About Nami Futures
10-02-2022

Nami Futures is a Crypto futures platform with leverage from x1 to x100. Nami Futures is available on iOS, Android and Website.

What is Futures Contract?

In finance, a Futures Contract (sometimes called futures) is a standardized legal agreement to buy or sell something at a predetermined price at a specified time in the future, between parties not known to each other. The asset transacted is usually a commodity or financial instrument. The predetermined price the parties agree to buy and sell the asset for is known as the forward price. The specified time in the future—which is when delivery and payment occur—is known as the delivery date. Because it is a function of an underlying asset, a futures contract is a derivative product.

What is Perpetual Futures Contract?

A perpetual contract is a special type of futures contract, but unlike the traditional form of futures, it doesn’t have an expiry date. So one can hold a position for as long as they like. Other than that, the trading of perpetual contracts is based on an underlying Index Price. The Index Price consists of the average price of an asset, according to major spot markets and their relative trading volume.

Thus, unlike conventional futures, perpetual contracts are often traded at a price that is equal or very similar to spot markets. However, during extreme market conditions, the mark price may deviate from the spot market price.

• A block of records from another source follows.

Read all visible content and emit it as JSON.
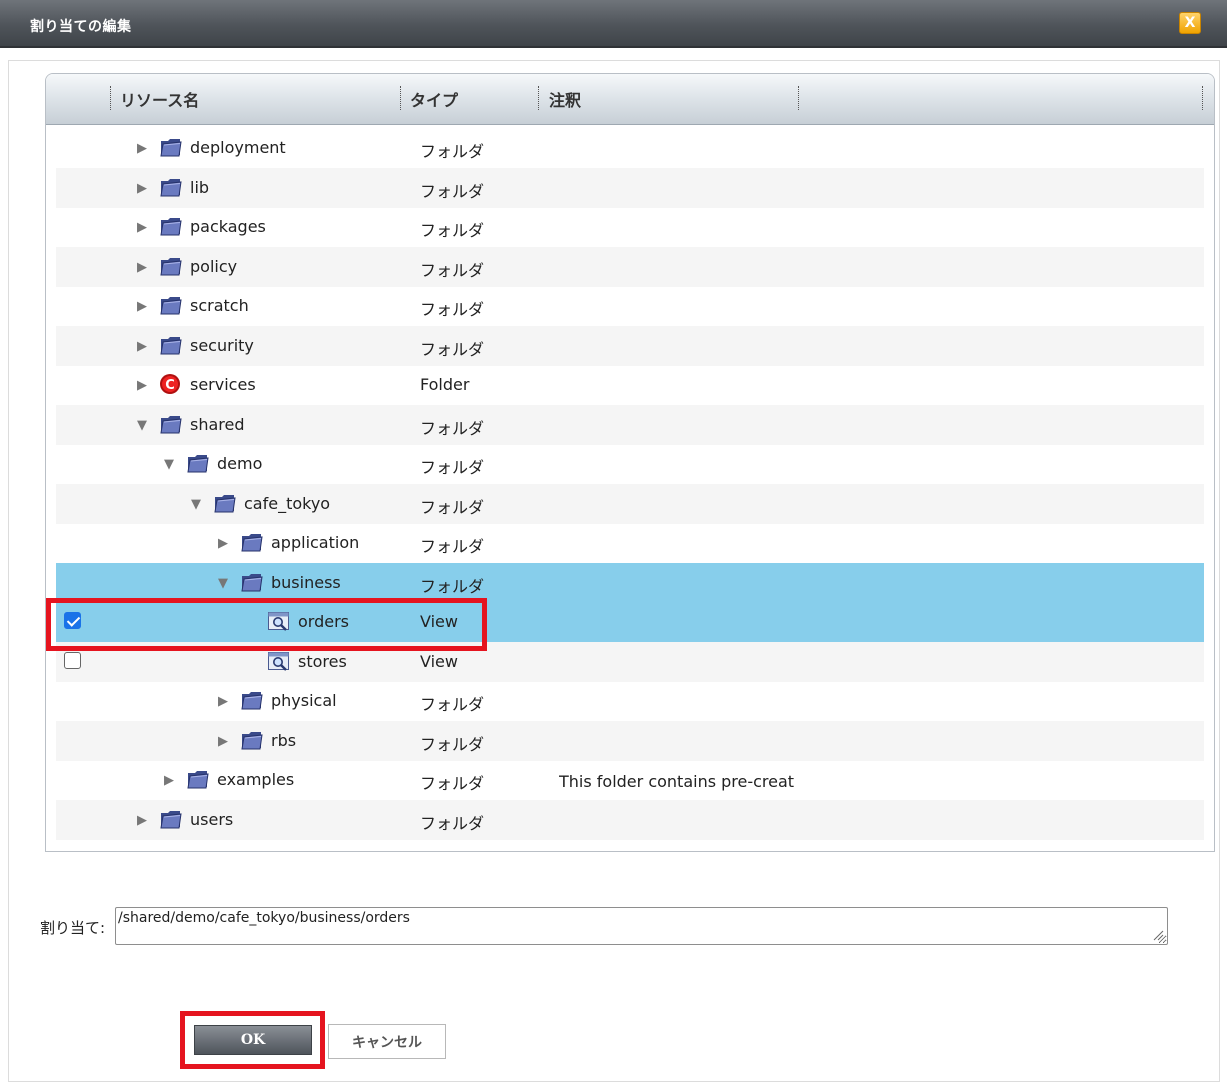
{
  "window": {
    "title": "割り当ての編集",
    "close_label": "X"
  },
  "grid": {
    "columns": [
      "リソース名",
      "タイプ",
      "注釈"
    ],
    "rows": [
      {
        "name": "deployment",
        "type": "フォルダ",
        "note": ""
      },
      {
        "name": "lib",
        "type": "フォルダ",
        "note": ""
      },
      {
        "name": "packages",
        "type": "フォルダ",
        "note": ""
      },
      {
        "name": "policy",
        "type": "フォルダ",
        "note": ""
      },
      {
        "name": "scratch",
        "type": "フォルダ",
        "note": ""
      },
      {
        "name": "security",
        "type": "フォルダ",
        "note": ""
      },
      {
        "name": "services",
        "type": "Folder",
        "note": ""
      },
      {
        "name": "shared",
        "type": "フォルダ",
        "note": ""
      },
      {
        "name": "demo",
        "type": "フォルダ",
        "note": ""
      },
      {
        "name": "cafe_tokyo",
        "type": "フォルダ",
        "note": ""
      },
      {
        "name": "application",
        "type": "フォルダ",
        "note": ""
      },
      {
        "name": "business",
        "type": "フォルダ",
        "note": ""
      },
      {
        "name": "orders",
        "type": "View",
        "note": "",
        "checked": true
      },
      {
        "name": "stores",
        "type": "View",
        "note": "",
        "checked": false
      },
      {
        "name": "physical",
        "type": "フォルダ",
        "note": ""
      },
      {
        "name": "rbs",
        "type": "フォルダ",
        "note": ""
      },
      {
        "name": "examples",
        "type": "フォルダ",
        "note": "This folder contains pre-creat"
      },
      {
        "name": "users",
        "type": "フォルダ",
        "note": ""
      }
    ]
  },
  "assign": {
    "label": "割り当て:",
    "value": "/shared/demo/cafe_tokyo/business/orders"
  },
  "buttons": {
    "ok": "OK",
    "cancel": "キャンセル"
  },
  "colors": {
    "selected_row": "#87ceeb",
    "highlight": "#e5141f",
    "titlebar": "#4f545a"
  }
}
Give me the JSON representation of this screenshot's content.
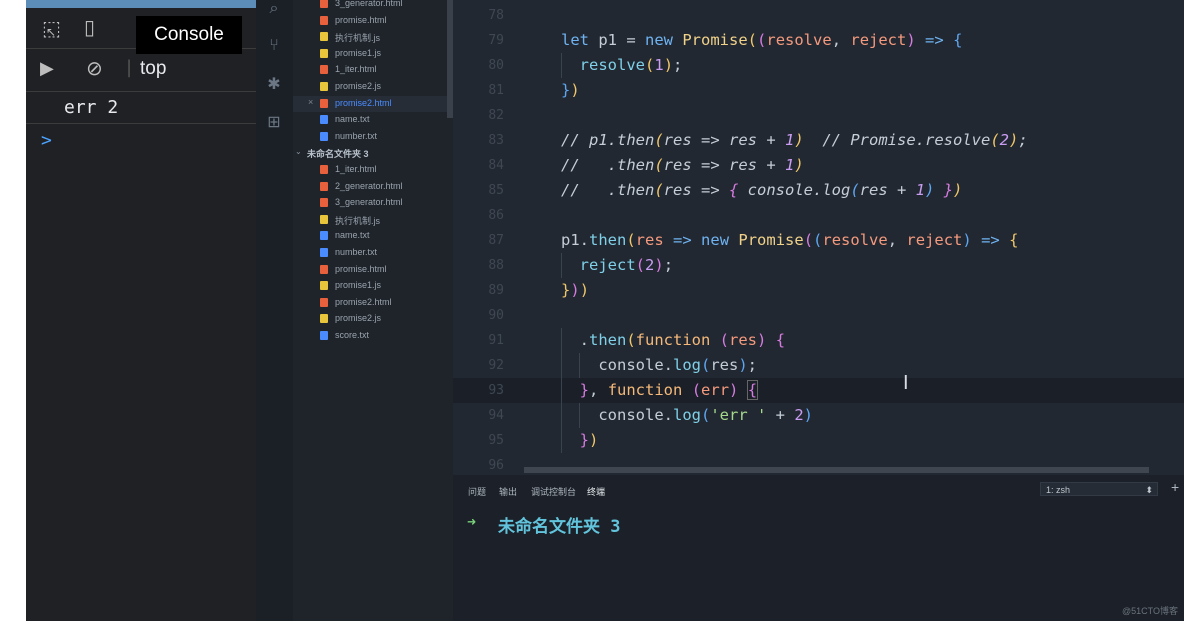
{
  "devtools": {
    "console_tab": "Console",
    "context": "top",
    "log_line": "err 2",
    "prompt_symbol": ">"
  },
  "activity_icons": [
    "search-icon",
    "source-control-icon",
    "debug-icon",
    "extensions-icon"
  ],
  "explorer": {
    "items_top": [
      {
        "name": "3_generator.html",
        "type": "html"
      },
      {
        "name": "promise.html",
        "type": "html"
      },
      {
        "name": "执行机制.js",
        "type": "js"
      },
      {
        "name": "promise1.js",
        "type": "js"
      },
      {
        "name": "1_iter.html",
        "type": "html"
      },
      {
        "name": "promise2.js",
        "type": "js"
      },
      {
        "name": "promise2.html",
        "type": "html",
        "active": true
      },
      {
        "name": "name.txt",
        "type": "txt"
      },
      {
        "name": "number.txt",
        "type": "txt"
      }
    ],
    "folder": "未命名文件夹 3",
    "items_folder": [
      {
        "name": "1_iter.html",
        "type": "html"
      },
      {
        "name": "2_generator.html",
        "type": "html"
      },
      {
        "name": "3_generator.html",
        "type": "html"
      },
      {
        "name": "执行机制.js",
        "type": "js"
      },
      {
        "name": "name.txt",
        "type": "txt"
      },
      {
        "name": "number.txt",
        "type": "txt"
      },
      {
        "name": "promise.html",
        "type": "html"
      },
      {
        "name": "promise1.js",
        "type": "js"
      },
      {
        "name": "promise2.html",
        "type": "html"
      },
      {
        "name": "promise2.js",
        "type": "js"
      },
      {
        "name": "score.txt",
        "type": "txt"
      }
    ]
  },
  "editor": {
    "line_numbers": [
      "78",
      "79",
      "80",
      "81",
      "82",
      "83",
      "84",
      "85",
      "86",
      "87",
      "88",
      "89",
      "90",
      "91",
      "92",
      "93",
      "94",
      "95",
      "96"
    ],
    "current_line": "93"
  },
  "panel": {
    "tabs": [
      "问题",
      "输出",
      "调试控制台",
      "终端"
    ],
    "terminal_select": "1: zsh",
    "prompt_arrow": "➜",
    "cwd": "未命名文件夹 3",
    "add": "+"
  },
  "watermark": "@51CTO博客",
  "colors": {
    "html_icon": "#e8613c",
    "js_icon": "#e9c53c",
    "txt_icon": "#4a8cff"
  }
}
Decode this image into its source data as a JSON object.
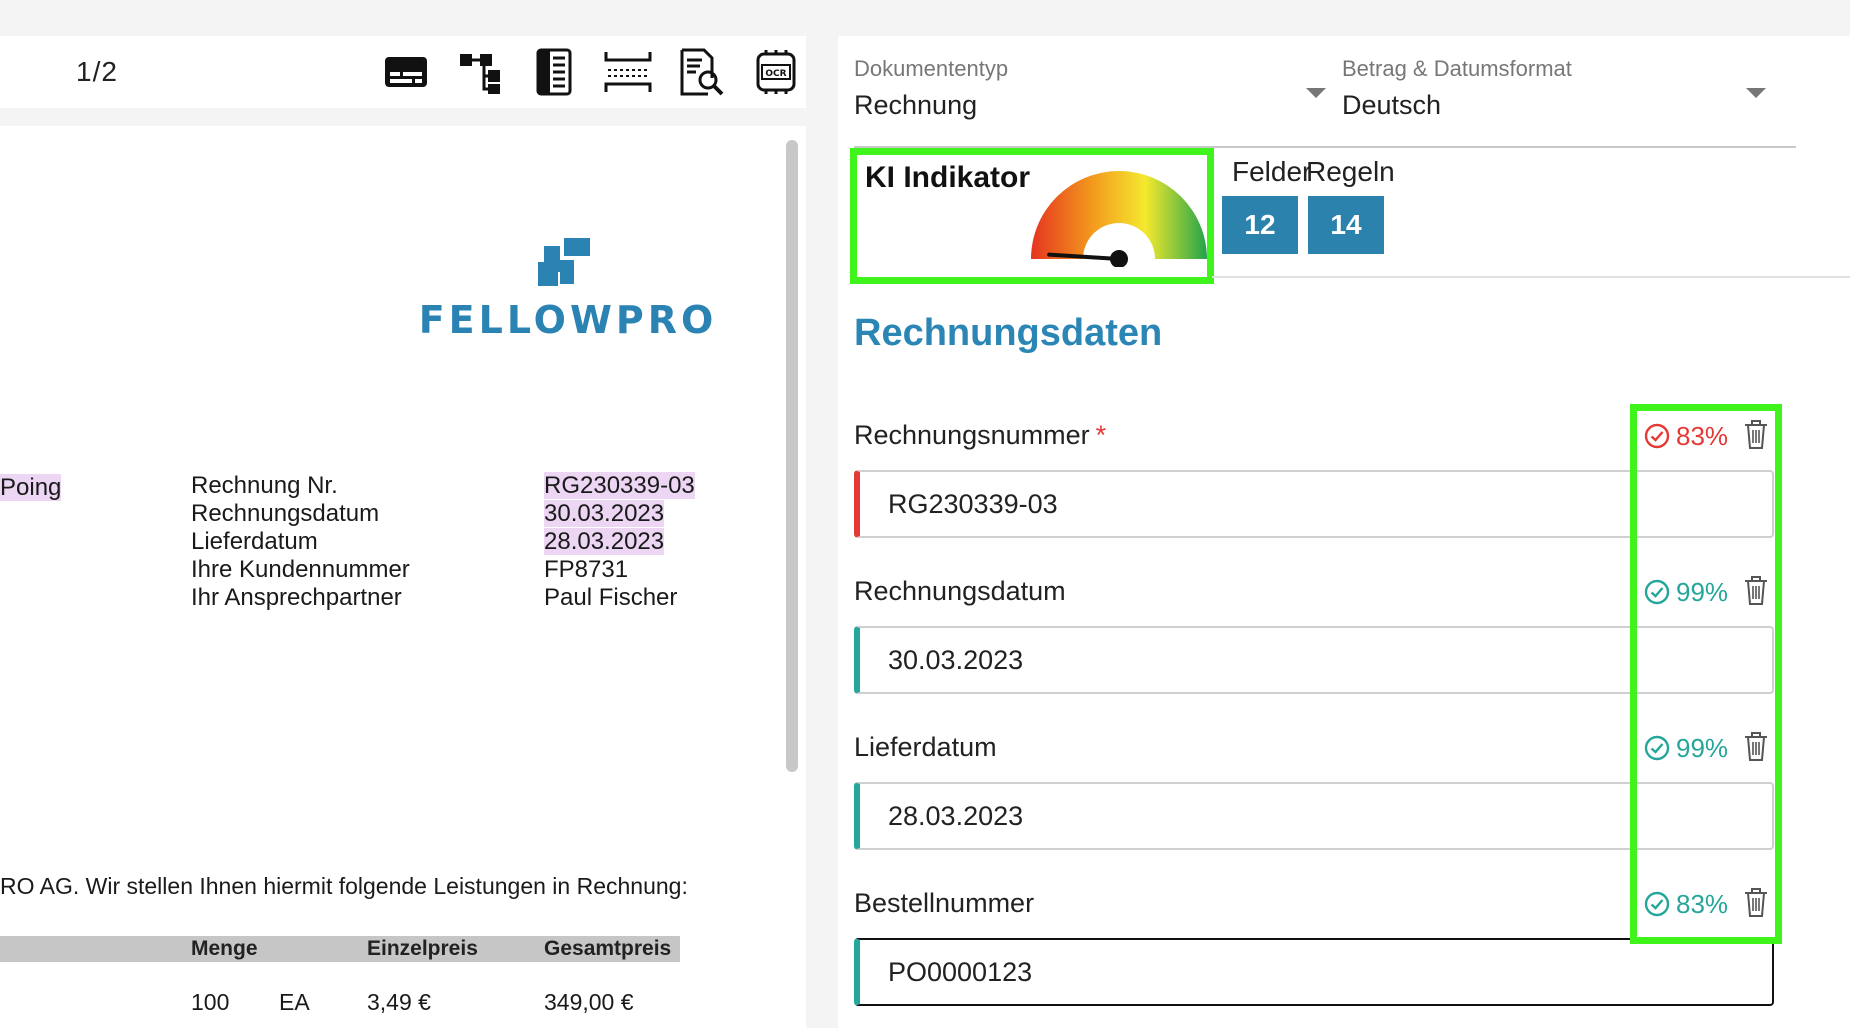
{
  "viewer": {
    "page_counter": "1/2",
    "tools": [
      "subtitles-icon",
      "tree-structure-icon",
      "document-lines-icon",
      "split-page-icon",
      "document-search-icon",
      "ocr-icon"
    ]
  },
  "document": {
    "logo_text": "FELLOWPRO",
    "address_fragment": "Poing",
    "labels": [
      "Rechnung Nr.",
      "Rechnungsdatum",
      "Lieferdatum",
      "Ihre Kundennummer",
      "Ihr Ansprechpartner"
    ],
    "values": [
      "RG230339-03",
      "30.03.2023",
      "28.03.2023",
      "FP8731",
      "Paul Fischer"
    ],
    "intro": "RO AG. Wir stellen Ihnen hiermit folgende Leistungen in Rechnung:",
    "table": {
      "headers": [
        "Menge",
        "Einzelpreis",
        "Gesamtpreis"
      ],
      "row": [
        "100",
        "EA",
        "3,49 €",
        "349,00 €"
      ]
    }
  },
  "panel": {
    "doc_type": {
      "label": "Dokumententyp",
      "value": "Rechnung"
    },
    "format": {
      "label": "Betrag & Datumsformat",
      "value": "Deutsch"
    },
    "ki_indicator": {
      "title": "KI Indikator",
      "level": 0.02
    },
    "counters": {
      "felder_label": "Felder",
      "felder_value": "12",
      "regeln_label": "Regeln",
      "regeln_value": "14"
    },
    "section_title": "Rechnungsdaten",
    "fields": [
      {
        "label": "Rechnungsnummer",
        "required": "*",
        "value": "RG230339-03",
        "confidence": "83%",
        "status": "error"
      },
      {
        "label": "Rechnungsdatum",
        "value": "30.03.2023",
        "confidence": "99%",
        "status": "ok"
      },
      {
        "label": "Lieferdatum",
        "value": "28.03.2023",
        "confidence": "99%",
        "status": "ok"
      },
      {
        "label": "Bestellnummer",
        "value": "PO0000123",
        "confidence": "83%",
        "status": "ok"
      }
    ],
    "colors": {
      "accent": "#2b86b5",
      "badge": "#2b82ad",
      "error": "#e53935",
      "ok": "#26a69a",
      "highlight_box": "#3ef41a"
    }
  }
}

Still, the biggest difference between the traditional futures and perpetual contracts is the ‘settlement date’ of the former.

Basic definitions

Initial Margin is the minimum amount you have to pay to open a leveraged position, which acts as collateral.

Liquidation

If the value of your collateral falls below the maintenance margin, your account may be liquidated.

Important: When liquidated, users need to pay an additional liquidation fee. This number will vary across platforms. To avoid paying this extra fee, you can close your positions before the liquidation price is reached.